Phase 2, Rail-guided sweep. The app projects per-wall AR arrows derived from the floor plan, auto-captures every 2–3 s with blur-gated frames, and tracks coverage as a percentage of the known surfaces. Coverage below threshold blocks the room transition. There is no skip button.
Phase 3, Triage. On-device CoreML pipeline (YOLO11-seg at 30.7 MB, SAM2 Tiny at 76 MB) runs a first pass.
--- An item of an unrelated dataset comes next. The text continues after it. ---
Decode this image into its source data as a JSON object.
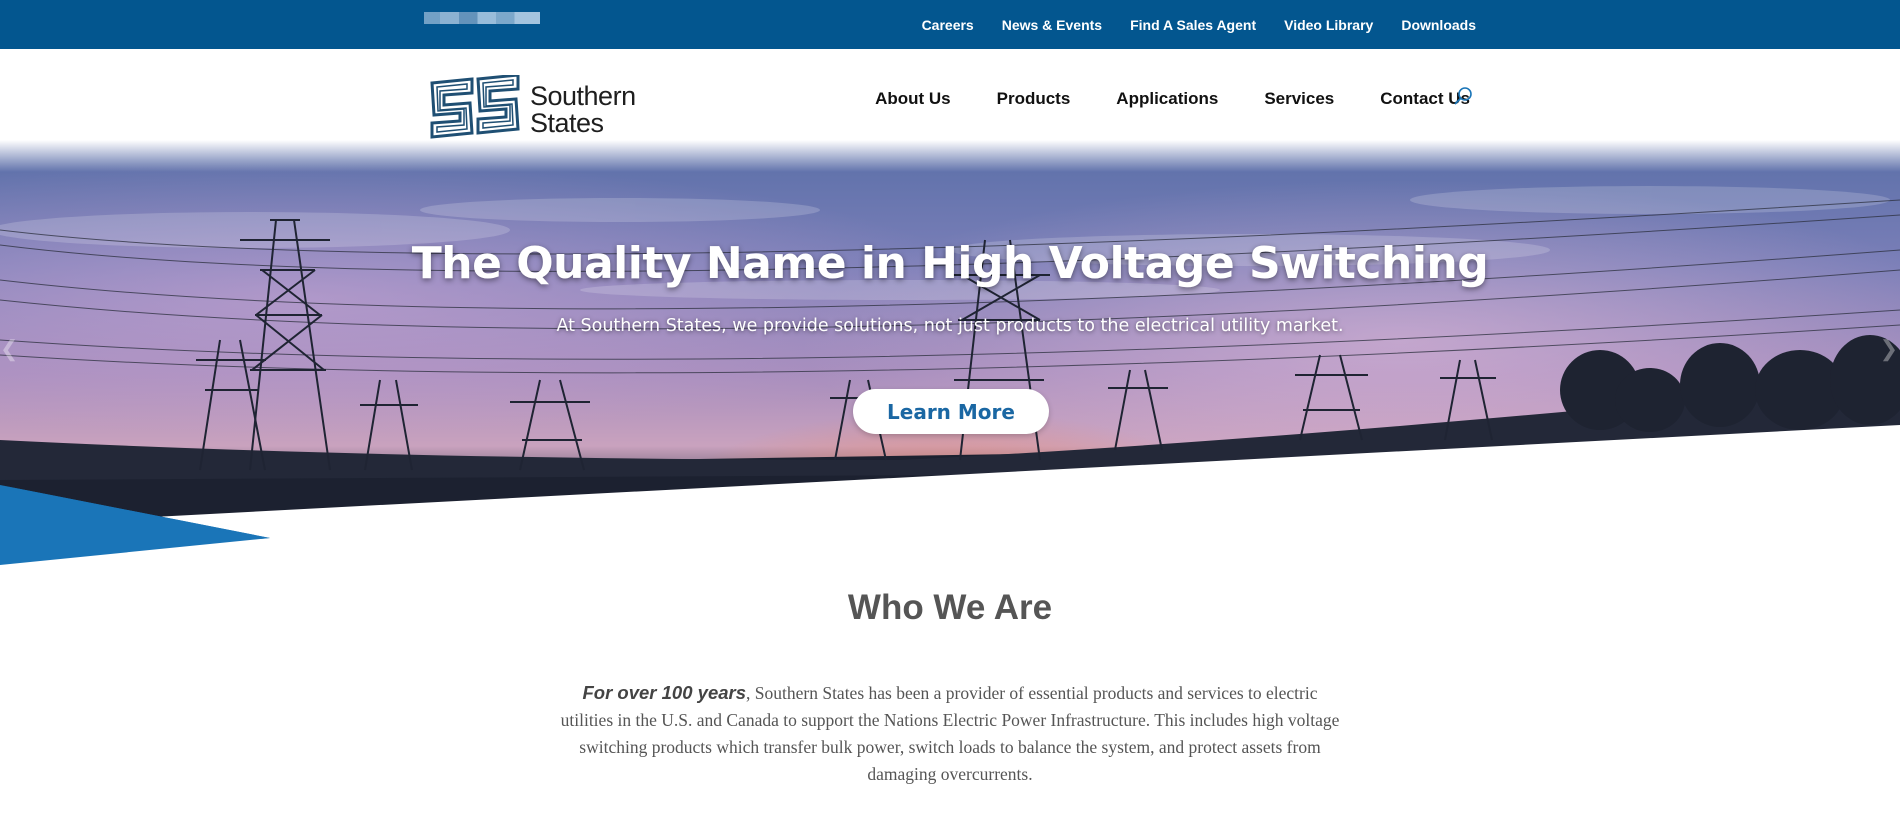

Apple Foundation Models produce a per-room narrative summary in ~2 s, fully offline. Off-device: a Gemini Flash → Pro cascade handles anything that needs more capacity, with server-side YOLOE-large for crack segmentation. The expert reviews only what the protocol could not resolve. Reports emit as PDF plus a USDZ 3D model.
On-device inference is not there to replace cloud models. It is there to close the feedback loop before the tenant leaves the room. The first time you learn a wall was under-covered or a frame was unusable must not be after upload. By then the tenant is gone.
Cloud analysis then refines. The split was chosen against a target operational cost of ~$0.17 per scan: heavy vision-language work stays remote; everything that affects what the operator does next stays local.
Prototype. Floor plan capture (both LiDAR and AR-fallback paths), rail-guided sweep with coverage tracking, PDF and USDZ export, and the cloud upload pipeline are working end-to-end. Defect detection is the hard part and is still in progress. The on-device weights bundled today are placeholders, and the BD3 building-defect dataset (3,965 annotated images, 7 classes) is being fine-tuned.
Stack: SwiftUI · ARKit · RoomPlan · Vision · CoreML on iOS. FastAPI · Celery · Redis · S3 on the cloud side, with a TypeScript monorepo (tRPC · Drizzle · LibSQL) serving the inspection dashboard. Reconstruction layer can route to MapAnything, COLMAP, or Nerfstudio depending on input quality.
The research question underneath is not "which model detects which crack." It is how much of an acquisition session can be guaranteed by protocol (coverage, parallax, focus, scale) so that a non-expert sensor produces data a downstream model can act on. That is the part this project is built to study.